Donald Trump y el Fantasma del Impeachment

Por Elvis Valoy Lunes 22 de Mayo, 2017

Con la designación por parte del Ministerio de Justicia norteamericano de Robert Mueller ex director del FBI, el cual investigaría los supuestos vínculos de Donald Trump con Rusia,  se entroniza sobre la Casa Blanca el riesgo de destitución del presidente estadunidense.

Los cuatro meses de Trump en la presidencia han sido de amenaza constante de procesamiento, debido a una supuesta obstrucción de la justicia llevada a cabo por el número uno, acusándosele de interferir en las investigaciones del anterior director del FBI que buscaba lazos entre el gobernante y el Kremlin.

El aterrador fantasma del impeachment que persigue al actual presidente de los Estados Unidos, lo podría llevar a la destitución del cargo, si el congreso comprueba que el gobernante presionó al ex director del FBI, James Comey para que desistiera de investigar los vínculos existente entre  Trump y Moscú.

No hay que ser ningún oráculo para darse cuenta de que una parte del  establishment al norte del río Bravo ha perdido el sueño con la  administración trumpista, lo que lo ha hecho lanzarse afanosamente en el propósito de sacar de la Casa Blanca al magnate de los negocios inmobiliarios.
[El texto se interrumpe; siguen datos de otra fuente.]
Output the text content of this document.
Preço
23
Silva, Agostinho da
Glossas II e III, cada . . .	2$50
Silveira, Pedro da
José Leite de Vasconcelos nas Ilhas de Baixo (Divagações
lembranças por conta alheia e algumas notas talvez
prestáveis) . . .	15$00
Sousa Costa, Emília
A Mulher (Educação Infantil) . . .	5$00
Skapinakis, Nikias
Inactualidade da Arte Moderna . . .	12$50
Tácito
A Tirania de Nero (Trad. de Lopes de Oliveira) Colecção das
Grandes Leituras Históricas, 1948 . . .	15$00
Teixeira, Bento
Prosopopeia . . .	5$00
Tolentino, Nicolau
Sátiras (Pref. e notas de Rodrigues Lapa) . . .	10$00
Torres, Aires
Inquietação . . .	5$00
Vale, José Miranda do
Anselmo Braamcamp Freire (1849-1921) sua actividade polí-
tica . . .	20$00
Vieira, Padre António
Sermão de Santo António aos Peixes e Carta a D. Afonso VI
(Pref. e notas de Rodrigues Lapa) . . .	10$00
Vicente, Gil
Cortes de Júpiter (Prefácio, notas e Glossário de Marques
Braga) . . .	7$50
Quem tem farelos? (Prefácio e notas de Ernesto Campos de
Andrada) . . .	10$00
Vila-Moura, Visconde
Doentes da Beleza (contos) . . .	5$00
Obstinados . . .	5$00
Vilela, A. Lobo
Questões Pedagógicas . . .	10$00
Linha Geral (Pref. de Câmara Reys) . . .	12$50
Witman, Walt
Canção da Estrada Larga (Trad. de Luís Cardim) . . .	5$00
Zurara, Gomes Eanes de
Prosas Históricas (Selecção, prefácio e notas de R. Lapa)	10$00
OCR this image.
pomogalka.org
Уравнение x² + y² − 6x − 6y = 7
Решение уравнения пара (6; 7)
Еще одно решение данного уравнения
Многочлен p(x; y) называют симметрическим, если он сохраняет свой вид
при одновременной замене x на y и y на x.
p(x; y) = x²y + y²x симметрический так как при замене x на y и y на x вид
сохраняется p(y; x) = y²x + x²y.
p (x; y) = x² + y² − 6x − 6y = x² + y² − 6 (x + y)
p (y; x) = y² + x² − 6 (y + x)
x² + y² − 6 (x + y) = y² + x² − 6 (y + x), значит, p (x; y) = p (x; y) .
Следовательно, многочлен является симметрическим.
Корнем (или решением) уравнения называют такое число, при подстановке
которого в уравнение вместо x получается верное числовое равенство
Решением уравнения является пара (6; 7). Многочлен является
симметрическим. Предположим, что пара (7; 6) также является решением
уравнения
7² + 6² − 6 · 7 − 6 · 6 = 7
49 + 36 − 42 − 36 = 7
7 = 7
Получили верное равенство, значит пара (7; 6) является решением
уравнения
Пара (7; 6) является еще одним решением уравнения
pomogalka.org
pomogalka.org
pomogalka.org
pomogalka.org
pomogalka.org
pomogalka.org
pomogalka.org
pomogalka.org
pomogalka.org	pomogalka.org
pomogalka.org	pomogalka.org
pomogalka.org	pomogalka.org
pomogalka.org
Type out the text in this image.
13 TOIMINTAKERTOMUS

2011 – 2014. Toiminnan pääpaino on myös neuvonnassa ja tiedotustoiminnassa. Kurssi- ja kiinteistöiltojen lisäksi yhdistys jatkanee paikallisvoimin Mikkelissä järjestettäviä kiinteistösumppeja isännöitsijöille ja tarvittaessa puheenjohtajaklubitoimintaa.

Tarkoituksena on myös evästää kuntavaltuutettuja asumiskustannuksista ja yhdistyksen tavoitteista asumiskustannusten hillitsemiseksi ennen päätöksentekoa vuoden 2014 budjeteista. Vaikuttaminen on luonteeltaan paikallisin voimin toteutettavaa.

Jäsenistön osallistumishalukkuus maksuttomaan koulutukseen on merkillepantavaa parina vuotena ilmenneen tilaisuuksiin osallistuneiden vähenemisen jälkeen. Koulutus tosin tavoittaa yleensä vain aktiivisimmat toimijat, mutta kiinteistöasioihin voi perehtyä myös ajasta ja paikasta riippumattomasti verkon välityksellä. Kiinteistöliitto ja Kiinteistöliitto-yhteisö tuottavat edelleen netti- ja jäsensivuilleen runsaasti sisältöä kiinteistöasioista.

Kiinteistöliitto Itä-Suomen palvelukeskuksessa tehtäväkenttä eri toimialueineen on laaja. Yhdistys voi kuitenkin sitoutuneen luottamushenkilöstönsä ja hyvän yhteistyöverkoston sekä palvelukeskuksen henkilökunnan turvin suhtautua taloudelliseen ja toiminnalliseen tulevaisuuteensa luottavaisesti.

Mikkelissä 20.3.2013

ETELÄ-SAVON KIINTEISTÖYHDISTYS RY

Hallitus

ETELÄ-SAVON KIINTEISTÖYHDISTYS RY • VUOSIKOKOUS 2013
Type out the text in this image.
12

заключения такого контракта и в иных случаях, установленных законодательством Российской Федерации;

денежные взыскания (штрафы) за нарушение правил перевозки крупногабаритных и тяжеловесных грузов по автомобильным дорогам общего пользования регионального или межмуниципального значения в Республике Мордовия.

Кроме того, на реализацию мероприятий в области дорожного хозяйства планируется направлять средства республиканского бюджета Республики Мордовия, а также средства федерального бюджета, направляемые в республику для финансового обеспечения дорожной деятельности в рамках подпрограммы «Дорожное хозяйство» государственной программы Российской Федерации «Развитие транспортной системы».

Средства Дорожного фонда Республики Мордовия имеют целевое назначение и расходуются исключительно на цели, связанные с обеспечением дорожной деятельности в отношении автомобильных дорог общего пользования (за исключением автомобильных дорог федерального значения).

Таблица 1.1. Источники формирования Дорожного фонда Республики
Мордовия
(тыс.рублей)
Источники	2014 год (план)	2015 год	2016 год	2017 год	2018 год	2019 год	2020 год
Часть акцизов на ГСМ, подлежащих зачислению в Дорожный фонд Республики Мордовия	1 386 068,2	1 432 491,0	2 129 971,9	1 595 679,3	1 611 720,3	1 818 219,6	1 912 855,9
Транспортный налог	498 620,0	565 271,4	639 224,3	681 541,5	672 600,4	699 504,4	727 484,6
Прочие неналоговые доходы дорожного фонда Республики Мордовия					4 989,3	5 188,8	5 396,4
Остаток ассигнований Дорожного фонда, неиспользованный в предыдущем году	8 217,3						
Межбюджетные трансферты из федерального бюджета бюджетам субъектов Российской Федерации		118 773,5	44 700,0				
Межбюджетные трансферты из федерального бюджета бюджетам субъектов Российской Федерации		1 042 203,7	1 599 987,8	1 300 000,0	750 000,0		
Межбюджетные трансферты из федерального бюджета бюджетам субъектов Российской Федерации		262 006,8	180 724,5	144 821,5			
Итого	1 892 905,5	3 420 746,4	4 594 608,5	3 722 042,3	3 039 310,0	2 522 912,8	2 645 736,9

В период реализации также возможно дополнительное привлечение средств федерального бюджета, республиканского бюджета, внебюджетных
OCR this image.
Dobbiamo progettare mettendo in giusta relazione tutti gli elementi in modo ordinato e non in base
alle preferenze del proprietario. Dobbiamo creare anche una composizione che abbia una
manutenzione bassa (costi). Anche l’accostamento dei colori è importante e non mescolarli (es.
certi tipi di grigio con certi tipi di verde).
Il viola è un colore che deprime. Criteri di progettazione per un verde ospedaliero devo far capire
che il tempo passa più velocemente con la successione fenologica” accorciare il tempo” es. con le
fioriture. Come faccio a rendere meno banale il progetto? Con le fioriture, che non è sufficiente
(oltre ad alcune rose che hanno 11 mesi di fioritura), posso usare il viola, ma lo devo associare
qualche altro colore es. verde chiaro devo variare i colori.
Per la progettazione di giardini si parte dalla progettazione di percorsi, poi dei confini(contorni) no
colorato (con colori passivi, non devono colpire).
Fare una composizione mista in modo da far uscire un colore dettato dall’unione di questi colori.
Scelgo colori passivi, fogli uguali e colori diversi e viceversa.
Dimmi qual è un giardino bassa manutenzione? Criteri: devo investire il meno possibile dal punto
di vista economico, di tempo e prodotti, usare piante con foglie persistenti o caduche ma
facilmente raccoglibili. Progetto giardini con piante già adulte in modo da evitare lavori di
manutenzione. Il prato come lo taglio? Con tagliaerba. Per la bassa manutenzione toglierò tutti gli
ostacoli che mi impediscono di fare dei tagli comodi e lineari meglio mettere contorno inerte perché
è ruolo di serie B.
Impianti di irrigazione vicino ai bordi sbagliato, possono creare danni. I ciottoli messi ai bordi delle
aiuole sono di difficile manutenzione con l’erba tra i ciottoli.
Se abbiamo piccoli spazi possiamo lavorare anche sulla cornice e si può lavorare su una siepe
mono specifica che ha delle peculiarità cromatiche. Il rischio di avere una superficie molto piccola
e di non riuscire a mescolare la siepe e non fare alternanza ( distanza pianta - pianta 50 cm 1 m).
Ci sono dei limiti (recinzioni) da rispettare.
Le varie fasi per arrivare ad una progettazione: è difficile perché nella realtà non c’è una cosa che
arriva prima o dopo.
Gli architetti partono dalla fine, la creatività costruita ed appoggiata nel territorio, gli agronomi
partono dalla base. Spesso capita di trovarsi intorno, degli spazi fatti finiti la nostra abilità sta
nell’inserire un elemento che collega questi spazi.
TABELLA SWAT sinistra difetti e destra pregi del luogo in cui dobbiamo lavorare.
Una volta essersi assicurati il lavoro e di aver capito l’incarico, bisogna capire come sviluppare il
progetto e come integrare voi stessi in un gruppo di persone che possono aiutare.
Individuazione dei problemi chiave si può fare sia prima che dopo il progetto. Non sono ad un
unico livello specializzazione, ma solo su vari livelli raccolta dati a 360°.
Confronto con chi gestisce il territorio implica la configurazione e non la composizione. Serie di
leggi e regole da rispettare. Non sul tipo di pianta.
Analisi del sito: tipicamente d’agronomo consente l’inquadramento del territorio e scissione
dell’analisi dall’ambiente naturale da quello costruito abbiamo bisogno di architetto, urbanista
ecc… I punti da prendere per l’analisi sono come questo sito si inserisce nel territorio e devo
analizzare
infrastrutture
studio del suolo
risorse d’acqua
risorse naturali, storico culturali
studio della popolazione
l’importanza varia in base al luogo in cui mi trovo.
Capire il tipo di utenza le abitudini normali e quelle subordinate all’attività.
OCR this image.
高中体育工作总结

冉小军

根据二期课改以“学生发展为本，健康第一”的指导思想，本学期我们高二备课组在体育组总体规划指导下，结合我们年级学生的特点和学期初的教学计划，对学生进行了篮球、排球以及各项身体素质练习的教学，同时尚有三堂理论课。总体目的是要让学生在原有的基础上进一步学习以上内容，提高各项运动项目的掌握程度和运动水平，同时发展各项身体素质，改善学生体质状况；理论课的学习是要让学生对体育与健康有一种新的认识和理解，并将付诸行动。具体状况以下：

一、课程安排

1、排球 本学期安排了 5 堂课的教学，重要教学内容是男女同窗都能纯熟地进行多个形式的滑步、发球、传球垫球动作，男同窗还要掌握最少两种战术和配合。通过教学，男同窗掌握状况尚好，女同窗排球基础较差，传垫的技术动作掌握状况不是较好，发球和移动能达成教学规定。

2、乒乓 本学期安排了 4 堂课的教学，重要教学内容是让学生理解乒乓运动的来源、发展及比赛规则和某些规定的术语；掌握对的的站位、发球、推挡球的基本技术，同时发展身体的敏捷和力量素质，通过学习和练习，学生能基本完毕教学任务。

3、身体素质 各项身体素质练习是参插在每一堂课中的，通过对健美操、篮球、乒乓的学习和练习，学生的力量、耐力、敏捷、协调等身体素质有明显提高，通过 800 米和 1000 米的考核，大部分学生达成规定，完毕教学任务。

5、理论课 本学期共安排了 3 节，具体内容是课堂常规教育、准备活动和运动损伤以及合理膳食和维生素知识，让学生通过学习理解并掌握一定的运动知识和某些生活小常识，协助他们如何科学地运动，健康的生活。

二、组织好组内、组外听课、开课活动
El discurso proteccionista antiglobalización de Trump lo hace odioso ante los ojos de sectores que han amasado fortuna con las políticas neoliberales puesta en práctica mundialmente.   A eso se le agrega la fuerte oposición de un ala muy poderosa del Partido Republicano que ve a Trump como un intruso infiltrado  en sus filas al que hay que sacar.

El asunto de defenestrar del poder a Trump fue tomando fuerza desde el mismo 20 de enero, día en que se juramentó el gobernante norteamericano. Lo primero es que el acaudalado empresario no es visto como un hombre del Partido Republicano, sino como una odiosa imposición, a la que se verán atados durante todo su mandato.

La campaña interna de Trump se fundamentó sobre la crítica acre a los principales caciques republicanos, como la familia Bush, John Mc Cain, etc., a quienes llegó hasta satirizar, lo que de seguro anidó un sentimiento de repulsa ante el hoy mandatario norteamericano.

Los republicanos se sentirían más cómodo si el inquilino de la Casa Blanca fuera el actual vicepresidente Mike Pence, con quien comparten iguales valores y aspiraciones, y es un hombre con el que se entenderían fácilmente.

La amenaza de impeachment pende sobre el cuello de Trump desde el  primer día de su gobierno como espada de Damocles, y desde el inicio de su mandato fue abierto un sitio en la web (impeachdonaldtrumpnow.org) en donde la ciudadanía estadunidense a favor del procesamiento al mandatario puede estampar su firma.

Varios contextos se crearían si el expediente del impeachment lograra pasar en el congreso norteamericano. El primero es la figura de derrota total de Trump y sus argucias si la Cámara de Representantes de mayoritaria presencia republicana, lograra encauzar el procesamiento al gobernante, para posteriormente destituirlo como presidente.

El segundo es la renuncia, el cual se asemejaría mucho al  Watergate, dándose esto  si Trump optara por  dimitir antes que ser investigado por el congreso de ese país, imitando de esa manera a Richard Nixon.

Otro contexto posible sería que la amenaza de  impeachment convierta en víctima ante los ojos de la ciudadanía norteamericana al actual mandatario;  y que subsecuentemente  la iniciativa se caiga  en el Congreso,  y el gobernante logre salir más fortalecido de todo ese proceso, conquistando su anhelada reelección.

Recordemos que el impeachment iniciado en contra del ex presidente Bill Clinton no prosperó por la ausencia de votos suficiente en el Senado, y a partir de ahí fue que hubo Bill Clinton por ratos.

Esperemos el devenir de los calientes acontecimientos que se escenificarán en la política del país de la mayor economía del mundo, lo que tendría fuertes implicaciones en la geopolítica mundial.